Yet herein will I imitate the sun,
Who doth permit the base contagious clouds
To smother up his beauty from the world,
That when he please again to be himself,
Being wanted, he may be more wondered at
By breaking through the foul and ugly mists
Of vapors that did seem to strangle him.
— Henry VI, Act 1, scene 2
Yes, I used to know my Shakespeare, back when I believed such ‘fancy’ stuff like that made a lick of difference in this world. I was younger then. Bright eyed and bushy tailed. Hopelessly naïve. The real world had not yet set me on the more adult path of bitterness, despair and pitiful, pitiful acceptance of the ho-hum humdrum.
But I do remember this particular passage. Not so much the words themselves as the sentiment, the conceit. I am reminded of it often these days, watching in disbelief the antics of the low grade politicians that call themselves ‘conservatives’.
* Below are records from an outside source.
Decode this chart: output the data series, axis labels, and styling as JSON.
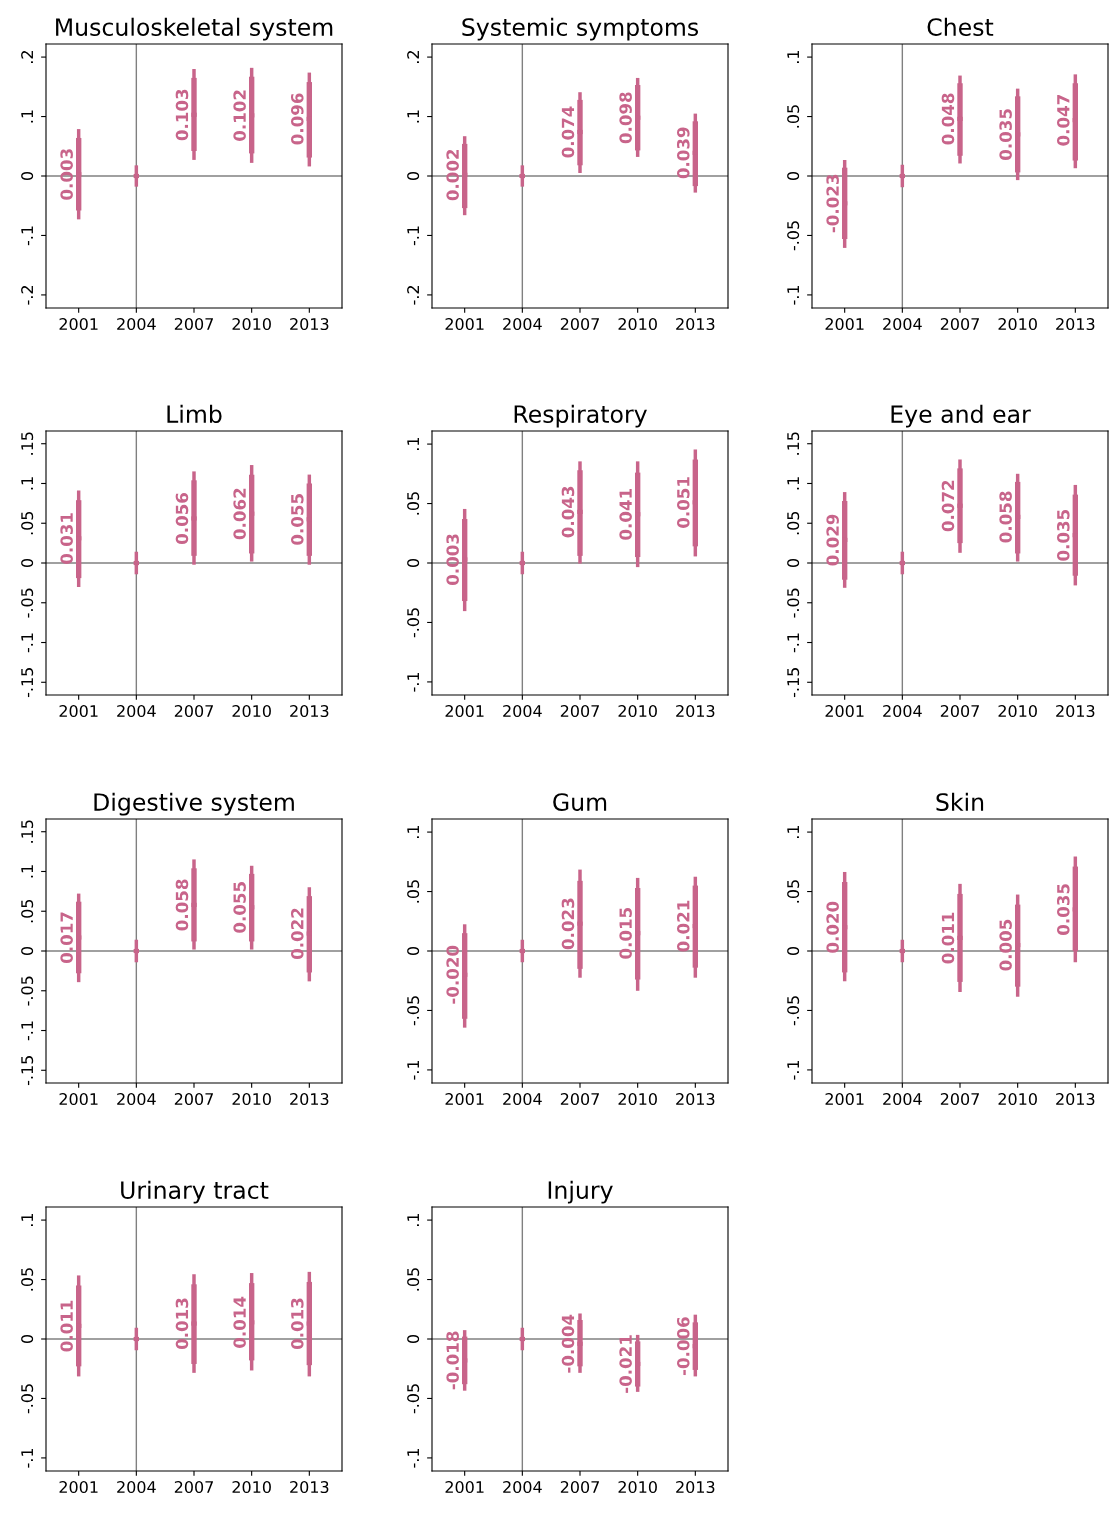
{
  "chart_data": [
    {
      "type": "box",
      "title": "Musculoskeletal system",
      "color": "#c8648a",
      "x": [
        2001,
        2004,
        2007,
        2010,
        2013
      ],
      "xlim": [
        1999.3,
        2014.7
      ],
      "xticks": [
        2001,
        2004,
        2007,
        2010,
        2013
      ],
      "ylim": [
        -0.222,
        0.222
      ],
      "yticks": [
        {
          "value": -0.2,
          "label": "-.2"
        },
        {
          "value": -0.1,
          "label": "-.1"
        },
        0,
        {
          "value": 0.1,
          "label": ".1"
        },
        {
          "value": 0.2,
          "label": ".2"
        }
      ],
      "boxes": [
        {
          "low": -0.07,
          "q1": -0.058,
          "median": 0.003,
          "q3": 0.064,
          "high": 0.076
        },
        {
          "low": -0.015,
          "q1": 0,
          "median": 0,
          "q3": 0,
          "high": 0.015
        },
        {
          "low": 0.03,
          "q1": 0.042,
          "median": 0.103,
          "q3": 0.165,
          "high": 0.177
        },
        {
          "low": 0.025,
          "q1": 0.038,
          "median": 0.102,
          "q3": 0.167,
          "high": 0.179
        },
        {
          "low": 0.019,
          "q1": 0.031,
          "median": 0.096,
          "q3": 0.158,
          "high": 0.171
        }
      ],
      "annotations": [
        {
          "text": "0.003",
          "x": 2001,
          "y": 0.003
        },
        {
          "text": "0.103",
          "x": 2007,
          "y": 0.103
        },
        {
          "text": "0.102",
          "x": 2010,
          "y": 0.102
        },
        {
          "text": "0.096",
          "x": 2013,
          "y": 0.096
        }
      ],
      "ref_lines": [
        {
          "axis": "y",
          "value": 0,
          "color": "#808080"
        },
        {
          "axis": "x",
          "value": 2004,
          "color": "#808080"
        }
      ]
    },
    {
      "type": "box",
      "title": "Systemic symptoms",
      "color": "#c8648a",
      "x": [
        2001,
        2004,
        2007,
        2010,
        2013
      ],
      "xlim": [
        1999.3,
        2014.7
      ],
      "xticks": [
        2001,
        2004,
        2007,
        2010,
        2013
      ],
      "ylim": [
        -0.222,
        0.222
      ],
      "yticks": [
        {
          "value": -0.2,
          "label": "-.2"
        },
        {
          "value": -0.1,
          "label": "-.1"
        },
        0,
        {
          "value": 0.1,
          "label": ".1"
        },
        {
          "value": 0.2,
          "label": ".2"
        }
      ],
      "boxes": [
        {
          "low": -0.063,
          "q1": -0.054,
          "median": 0.002,
          "q3": 0.054,
          "high": 0.064
        },
        {
          "low": -0.015,
          "q1": -0.003,
          "median": 0,
          "q3": 0.003,
          "high": 0.015
        },
        {
          "low": 0.008,
          "q1": 0.018,
          "median": 0.074,
          "q3": 0.128,
          "high": 0.138
        },
        {
          "low": 0.035,
          "q1": 0.043,
          "median": 0.098,
          "q3": 0.153,
          "high": 0.162
        },
        {
          "low": -0.025,
          "q1": -0.017,
          "median": 0.039,
          "q3": 0.092,
          "high": 0.102
        }
      ],
      "annotations": [
        {
          "text": "0.002",
          "x": 2001,
          "y": 0.002
        },
        {
          "text": "0.074",
          "x": 2007,
          "y": 0.074
        },
        {
          "text": "0.098",
          "x": 2010,
          "y": 0.098
        },
        {
          "text": "0.039",
          "x": 2013,
          "y": 0.039
        }
      ],
      "ref_lines": [
        {
          "axis": "y",
          "value": 0,
          "color": "#808080"
        },
        {
          "axis": "x",
          "value": 2004,
          "color": "#808080"
        }
      ]
    },
    {
      "type": "box",
      "title": "Chest",
      "color": "#c8648a",
      "x": [
        2001,
        2004,
        2007,
        2010,
        2013
      ],
      "xlim": [
        1999.3,
        2014.7
      ],
      "xticks": [
        2001,
        2004,
        2007,
        2010,
        2013
      ],
      "ylim": [
        -0.111,
        0.111
      ],
      "yticks": [
        {
          "value": -0.1,
          "label": "-.1"
        },
        {
          "value": -0.05,
          "label": "-.05"
        },
        0,
        {
          "value": 0.05,
          "label": ".05"
        },
        {
          "value": 0.1,
          "label": ".1"
        }
      ],
      "boxes": [
        {
          "low": -0.059,
          "q1": -0.053,
          "median": -0.023,
          "q3": 0.007,
          "high": 0.012
        },
        {
          "low": -0.008,
          "q1": 0,
          "median": 0,
          "q3": 0,
          "high": 0.008
        },
        {
          "low": 0.012,
          "q1": 0.017,
          "median": 0.048,
          "q3": 0.078,
          "high": 0.083
        },
        {
          "low": -0.002,
          "q1": 0.003,
          "median": 0.035,
          "q3": 0.067,
          "high": 0.072
        },
        {
          "low": 0.008,
          "q1": 0.013,
          "median": 0.047,
          "q3": 0.078,
          "high": 0.084
        }
      ],
      "annotations": [
        {
          "text": "-0.023",
          "x": 2001,
          "y": -0.023
        },
        {
          "text": "0.048",
          "x": 2007,
          "y": 0.048
        },
        {
          "text": "0.035",
          "x": 2010,
          "y": 0.035
        },
        {
          "text": "0.047",
          "x": 2013,
          "y": 0.047
        }
      ],
      "ref_lines": [
        {
          "axis": "y",
          "value": 0,
          "color": "#808080"
        },
        {
          "axis": "x",
          "value": 2004,
          "color": "#808080"
        }
      ]
    },
    {
      "type": "box",
      "title": "Limb",
      "color": "#c8648a",
      "x": [
        2001,
        2004,
        2007,
        2010,
        2013
      ],
      "xlim": [
        1999.3,
        2014.7
      ],
      "xticks": [
        2001,
        2004,
        2007,
        2010,
        2013
      ],
      "ylim": [
        -0.166,
        0.166
      ],
      "yticks": [
        {
          "value": -0.15,
          "label": "-.15"
        },
        {
          "value": -0.1,
          "label": "-.1"
        },
        {
          "value": -0.05,
          "label": "-.05"
        },
        0,
        {
          "value": 0.05,
          "label": ".05"
        },
        {
          "value": 0.1,
          "label": ".1"
        },
        {
          "value": 0.15,
          "label": ".15"
        }
      ],
      "boxes": [
        {
          "low": -0.028,
          "q1": -0.019,
          "median": 0.031,
          "q3": 0.079,
          "high": 0.089
        },
        {
          "low": -0.012,
          "q1": 0,
          "median": 0,
          "q3": 0,
          "high": 0.012
        },
        {
          "low": 0.0,
          "q1": 0.009,
          "median": 0.056,
          "q3": 0.104,
          "high": 0.113
        },
        {
          "low": 0.004,
          "q1": 0.012,
          "median": 0.062,
          "q3": 0.111,
          "high": 0.121
        },
        {
          "low": 0.0,
          "q1": 0.009,
          "median": 0.055,
          "q3": 0.1,
          "high": 0.109
        }
      ],
      "annotations": [
        {
          "text": "0.031",
          "x": 2001,
          "y": 0.031
        },
        {
          "text": "0.056",
          "x": 2007,
          "y": 0.056
        },
        {
          "text": "0.062",
          "x": 2010,
          "y": 0.062
        },
        {
          "text": "0.055",
          "x": 2013,
          "y": 0.055
        }
      ],
      "ref_lines": [
        {
          "axis": "y",
          "value": 0,
          "color": "#808080"
        },
        {
          "axis": "x",
          "value": 2004,
          "color": "#808080"
        }
      ]
    },
    {
      "type": "box",
      "title": "Respiratory",
      "color": "#c8648a",
      "x": [
        2001,
        2004,
        2007,
        2010,
        2013
      ],
      "xlim": [
        1999.3,
        2014.7
      ],
      "xticks": [
        2001,
        2004,
        2007,
        2010,
        2013
      ],
      "ylim": [
        -0.111,
        0.111
      ],
      "yticks": [
        {
          "value": -0.1,
          "label": "-.1"
        },
        {
          "value": -0.05,
          "label": "-.05"
        },
        0,
        {
          "value": 0.05,
          "label": ".05"
        },
        {
          "value": 0.1,
          "label": ".1"
        }
      ],
      "boxes": [
        {
          "low": -0.039,
          "q1": -0.032,
          "median": 0.003,
          "q3": 0.037,
          "high": 0.044
        },
        {
          "low": -0.008,
          "q1": 0,
          "median": 0,
          "q3": 0,
          "high": 0.008
        },
        {
          "low": 0.001,
          "q1": 0.006,
          "median": 0.043,
          "q3": 0.078,
          "high": 0.084
        },
        {
          "low": -0.002,
          "q1": 0.005,
          "median": 0.041,
          "q3": 0.076,
          "high": 0.084
        },
        {
          "low": 0.007,
          "q1": 0.014,
          "median": 0.051,
          "q3": 0.087,
          "high": 0.094
        }
      ],
      "annotations": [
        {
          "text": "0.003",
          "x": 2001,
          "y": 0.003
        },
        {
          "text": "0.043",
          "x": 2007,
          "y": 0.043
        },
        {
          "text": "0.041",
          "x": 2010,
          "y": 0.041
        },
        {
          "text": "0.051",
          "x": 2013,
          "y": 0.051
        }
      ],
      "ref_lines": [
        {
          "axis": "y",
          "value": 0,
          "color": "#808080"
        },
        {
          "axis": "x",
          "value": 2004,
          "color": "#808080"
        }
      ]
    },
    {
      "type": "box",
      "title": "Eye and ear",
      "color": "#c8648a",
      "x": [
        2001,
        2004,
        2007,
        2010,
        2013
      ],
      "xlim": [
        1999.3,
        2014.7
      ],
      "xticks": [
        2001,
        2004,
        2007,
        2010,
        2013
      ],
      "ylim": [
        -0.166,
        0.166
      ],
      "yticks": [
        {
          "value": -0.15,
          "label": "-.15"
        },
        {
          "value": -0.1,
          "label": "-.1"
        },
        {
          "value": -0.05,
          "label": "-.05"
        },
        0,
        {
          "value": 0.05,
          "label": ".05"
        },
        {
          "value": 0.1,
          "label": ".1"
        },
        {
          "value": 0.15,
          "label": ".15"
        }
      ],
      "boxes": [
        {
          "low": -0.029,
          "q1": -0.021,
          "median": 0.029,
          "q3": 0.078,
          "high": 0.087
        },
        {
          "low": -0.012,
          "q1": 0,
          "median": 0,
          "q3": 0,
          "high": 0.012
        },
        {
          "low": 0.015,
          "q1": 0.025,
          "median": 0.072,
          "q3": 0.119,
          "high": 0.128
        },
        {
          "low": 0.004,
          "q1": 0.012,
          "median": 0.058,
          "q3": 0.102,
          "high": 0.11
        },
        {
          "low": -0.026,
          "q1": -0.016,
          "median": 0.035,
          "q3": 0.086,
          "high": 0.096
        }
      ],
      "annotations": [
        {
          "text": "0.029",
          "x": 2001,
          "y": 0.029
        },
        {
          "text": "0.072",
          "x": 2007,
          "y": 0.072
        },
        {
          "text": "0.058",
          "x": 2010,
          "y": 0.058
        },
        {
          "text": "0.035",
          "x": 2013,
          "y": 0.035
        }
      ],
      "ref_lines": [
        {
          "axis": "y",
          "value": 0,
          "color": "#808080"
        },
        {
          "axis": "x",
          "value": 2004,
          "color": "#808080"
        }
      ]
    },
    {
      "type": "box",
      "title": "Digestive system",
      "color": "#c8648a",
      "x": [
        2001,
        2004,
        2007,
        2010,
        2013
      ],
      "xlim": [
        1999.3,
        2014.7
      ],
      "xticks": [
        2001,
        2004,
        2007,
        2010,
        2013
      ],
      "ylim": [
        -0.166,
        0.166
      ],
      "yticks": [
        {
          "value": -0.15,
          "label": "-.15"
        },
        {
          "value": -0.1,
          "label": "-.1"
        },
        {
          "value": -0.05,
          "label": "-.05"
        },
        0,
        {
          "value": 0.05,
          "label": ".05"
        },
        {
          "value": 0.1,
          "label": ".1"
        },
        {
          "value": 0.15,
          "label": ".15"
        }
      ],
      "boxes": [
        {
          "low": -0.037,
          "q1": -0.028,
          "median": 0.017,
          "q3": 0.062,
          "high": 0.07
        },
        {
          "low": -0.012,
          "q1": 0,
          "median": 0,
          "q3": 0,
          "high": 0.012
        },
        {
          "low": 0.004,
          "q1": 0.012,
          "median": 0.058,
          "q3": 0.104,
          "high": 0.113
        },
        {
          "low": 0.004,
          "q1": 0.012,
          "median": 0.055,
          "q3": 0.097,
          "high": 0.105
        },
        {
          "low": -0.036,
          "q1": -0.027,
          "median": 0.022,
          "q3": 0.069,
          "high": 0.078
        }
      ],
      "annotations": [
        {
          "text": "0.017",
          "x": 2001,
          "y": 0.017
        },
        {
          "text": "0.058",
          "x": 2007,
          "y": 0.058
        },
        {
          "text": "0.055",
          "x": 2010,
          "y": 0.055
        },
        {
          "text": "0.022",
          "x": 2013,
          "y": 0.022
        }
      ],
      "ref_lines": [
        {
          "axis": "y",
          "value": 0,
          "color": "#808080"
        },
        {
          "axis": "x",
          "value": 2004,
          "color": "#808080"
        }
      ]
    },
    {
      "type": "box",
      "title": "Gum",
      "color": "#c8648a",
      "x": [
        2001,
        2004,
        2007,
        2010,
        2013
      ],
      "xlim": [
        1999.3,
        2014.7
      ],
      "xticks": [
        2001,
        2004,
        2007,
        2010,
        2013
      ],
      "ylim": [
        -0.111,
        0.111
      ],
      "yticks": [
        {
          "value": -0.1,
          "label": "-.1"
        },
        {
          "value": -0.05,
          "label": "-.05"
        },
        0,
        {
          "value": 0.05,
          "label": ".05"
        },
        {
          "value": 0.1,
          "label": ".1"
        }
      ],
      "boxes": [
        {
          "low": -0.063,
          "q1": -0.057,
          "median": -0.02,
          "q3": 0.015,
          "high": 0.021
        },
        {
          "low": -0.008,
          "q1": 0,
          "median": 0,
          "q3": 0,
          "high": 0.008
        },
        {
          "low": -0.021,
          "q1": -0.015,
          "median": 0.023,
          "q3": 0.059,
          "high": 0.067
        },
        {
          "low": -0.032,
          "q1": -0.024,
          "median": 0.015,
          "q3": 0.053,
          "high": 0.06
        },
        {
          "low": -0.021,
          "q1": -0.014,
          "median": 0.021,
          "q3": 0.055,
          "high": 0.061
        }
      ],
      "annotations": [
        {
          "text": "-0.020",
          "x": 2001,
          "y": -0.02
        },
        {
          "text": "0.023",
          "x": 2007,
          "y": 0.023
        },
        {
          "text": "0.015",
          "x": 2010,
          "y": 0.015
        },
        {
          "text": "0.021",
          "x": 2013,
          "y": 0.021
        }
      ],
      "ref_lines": [
        {
          "axis": "y",
          "value": 0,
          "color": "#808080"
        },
        {
          "axis": "x",
          "value": 2004,
          "color": "#808080"
        }
      ]
    },
    {
      "type": "box",
      "title": "Skin",
      "color": "#c8648a",
      "x": [
        2001,
        2004,
        2007,
        2010,
        2013
      ],
      "xlim": [
        1999.3,
        2014.7
      ],
      "xticks": [
        2001,
        2004,
        2007,
        2010,
        2013
      ],
      "ylim": [
        -0.111,
        0.111
      ],
      "yticks": [
        {
          "value": -0.1,
          "label": "-.1"
        },
        {
          "value": -0.05,
          "label": "-.05"
        },
        0,
        {
          "value": 0.05,
          "label": ".05"
        },
        {
          "value": 0.1,
          "label": ".1"
        }
      ],
      "boxes": [
        {
          "low": -0.024,
          "q1": -0.018,
          "median": 0.02,
          "q3": 0.058,
          "high": 0.065
        },
        {
          "low": -0.008,
          "q1": 0,
          "median": 0,
          "q3": 0,
          "high": 0.008
        },
        {
          "low": -0.033,
          "q1": -0.026,
          "median": 0.011,
          "q3": 0.048,
          "high": 0.055
        },
        {
          "low": -0.037,
          "q1": -0.03,
          "median": 0.005,
          "q3": 0.039,
          "high": 0.046
        },
        {
          "low": -0.008,
          "q1": 0.0,
          "median": 0.035,
          "q3": 0.071,
          "high": 0.078
        }
      ],
      "annotations": [
        {
          "text": "0.020",
          "x": 2001,
          "y": 0.02
        },
        {
          "text": "0.011",
          "x": 2007,
          "y": 0.011
        },
        {
          "text": "0.005",
          "x": 2010,
          "y": 0.005
        },
        {
          "text": "0.035",
          "x": 2013,
          "y": 0.035
        }
      ],
      "ref_lines": [
        {
          "axis": "y",
          "value": 0,
          "color": "#808080"
        },
        {
          "axis": "x",
          "value": 2004,
          "color": "#808080"
        }
      ]
    },
    {
      "type": "box",
      "title": "Urinary tract",
      "color": "#c8648a",
      "x": [
        2001,
        2004,
        2007,
        2010,
        2013
      ],
      "xlim": [
        1999.3,
        2014.7
      ],
      "xticks": [
        2001,
        2004,
        2007,
        2010,
        2013
      ],
      "ylim": [
        -0.111,
        0.111
      ],
      "yticks": [
        {
          "value": -0.1,
          "label": "-.1"
        },
        {
          "value": -0.05,
          "label": "-.05"
        },
        0,
        {
          "value": 0.05,
          "label": ".05"
        },
        {
          "value": 0.1,
          "label": ".1"
        }
      ],
      "boxes": [
        {
          "low": -0.03,
          "q1": -0.023,
          "median": 0.011,
          "q3": 0.045,
          "high": 0.052
        },
        {
          "low": -0.008,
          "q1": 0,
          "median": 0,
          "q3": 0,
          "high": 0.008
        },
        {
          "low": -0.027,
          "q1": -0.021,
          "median": 0.013,
          "q3": 0.046,
          "high": 0.053
        },
        {
          "low": -0.025,
          "q1": -0.018,
          "median": 0.014,
          "q3": 0.047,
          "high": 0.054
        },
        {
          "low": -0.03,
          "q1": -0.022,
          "median": 0.013,
          "q3": 0.048,
          "high": 0.055
        }
      ],
      "annotations": [
        {
          "text": "0.011",
          "x": 2001,
          "y": 0.011
        },
        {
          "text": "0.013",
          "x": 2007,
          "y": 0.013
        },
        {
          "text": "0.014",
          "x": 2010,
          "y": 0.014
        },
        {
          "text": "0.013",
          "x": 2013,
          "y": 0.013
        }
      ],
      "ref_lines": [
        {
          "axis": "y",
          "value": 0,
          "color": "#808080"
        },
        {
          "axis": "x",
          "value": 2004,
          "color": "#808080"
        }
      ]
    },
    {
      "type": "box",
      "title": "Injury",
      "color": "#c8648a",
      "x": [
        2001,
        2004,
        2007,
        2010,
        2013
      ],
      "xlim": [
        1999.3,
        2014.7
      ],
      "xticks": [
        2001,
        2004,
        2007,
        2010,
        2013
      ],
      "ylim": [
        -0.111,
        0.111
      ],
      "yticks": [
        {
          "value": -0.1,
          "label": "-.1"
        },
        {
          "value": -0.05,
          "label": "-.05"
        },
        0,
        {
          "value": 0.05,
          "label": ".05"
        },
        {
          "value": 0.1,
          "label": ".1"
        }
      ],
      "boxes": [
        {
          "low": -0.042,
          "q1": -0.038,
          "median": -0.018,
          "q3": 0.002,
          "high": 0.006
        },
        {
          "low": -0.008,
          "q1": 0,
          "median": 0,
          "q3": 0,
          "high": 0.008
        },
        {
          "low": -0.027,
          "q1": -0.023,
          "median": -0.004,
          "q3": 0.016,
          "high": 0.02
        },
        {
          "low": -0.043,
          "q1": -0.04,
          "median": -0.021,
          "q3": -0.002,
          "high": 0.002
        },
        {
          "low": -0.03,
          "q1": -0.026,
          "median": -0.006,
          "q3": 0.014,
          "high": 0.019
        }
      ],
      "annotations": [
        {
          "text": "-0.018",
          "x": 2001,
          "y": -0.018
        },
        {
          "text": "-0.004",
          "x": 2007,
          "y": -0.004
        },
        {
          "text": "-0.021",
          "x": 2010,
          "y": -0.021
        },
        {
          "text": "-0.006",
          "x": 2013,
          "y": -0.006
        }
      ],
      "ref_lines": [
        {
          "axis": "y",
          "value": 0,
          "color": "#808080"
        },
        {
          "axis": "x",
          "value": 2004,
          "color": "#808080"
        }
      ]
    }
  ]
}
When the realization of their victory begins to sink in, whether in its inevitability running up to an election or in the hazy daze of their improbable win, we like to take comfort and soothe ourselves in the belief that, well, it won’t be so bad.
It is the lowered bar of expectations. Not a question of how good they will be but how bad they won’t be. By anticipating the worst, we are, if not pleasantly surprised when that doesn’t come to pass, relieved at least that the world didn’t blow up or the institutions of governance remain functioning even at a diminished capacity. The sun still rises and the birds continue to sing.
The one big difference, however, between our modern day conservatives and the Bard’s heroic man who would be king, Hal, is that the fictional prince actually cleared the bar, spectacularly so, much to the woe of Hotspur and, ultimately, the French at Agincourt. This story shall the good man teach his son/And Crispin Crispian shall ne’er go by/From this day to the ending of the world/But we in it shall be remembered/We few, we happy few, we band of brothers… And gentlemen in England now-a-bed/Shall think themselves accurs’d they were not here/And hold their manhoods cheap whiles any speaks/That fought with us upon Saint Crispin’s day.
By the time Prince Harry became King Henry, his sordid youth, his delinquent past, those low expectations served only as a counterweight, a compare and contrast to the glorious achievements he would attain once he stepped out from behind “…the base contagious clouds…” that did “…smother up his beauty from the world…” and broke “…through the foul and ugly mists/Of vapors that did seem to strangle him.” Hoo-rah! Long live the King!
Conservatives these days never intend to clear that bar. They simply bull through, knocking it off its posts and insist on lowering it ever so slightly, incrementally so, to make another anemic attempt to hoist themselves awkwardly over it. We can survive the occasional misadventure but a steady stream of deliberate failures weakens us little by little, bit by bit.
In this rigged set-up, only the politicians and leaders who aim higher and exhort us to believe in the possibility of positive, inclusive change are the ones that flame out spectacularly.
Our conservatives suffer under no such illusions of grandeur. We expect the worst and appreciate it when that doesn’t actually come to pass. Oh well, we shrug. It’s bad, sure. But it could’ve been a whole lot worse. We sink back into a funk and seem content when we’re informed that we no longer want politicians who offer up grand visions or designs.
From Hal to Homer we’ve traveled. Homer Simpson that is, not the Odyssey Homer. “Trying is the first step to failure.” It is the mantra of the conservative movement. Hey. We can’t do anything for you. Stop thinking we can. Elect me. So we do and the sad fact is, we are never disappointed.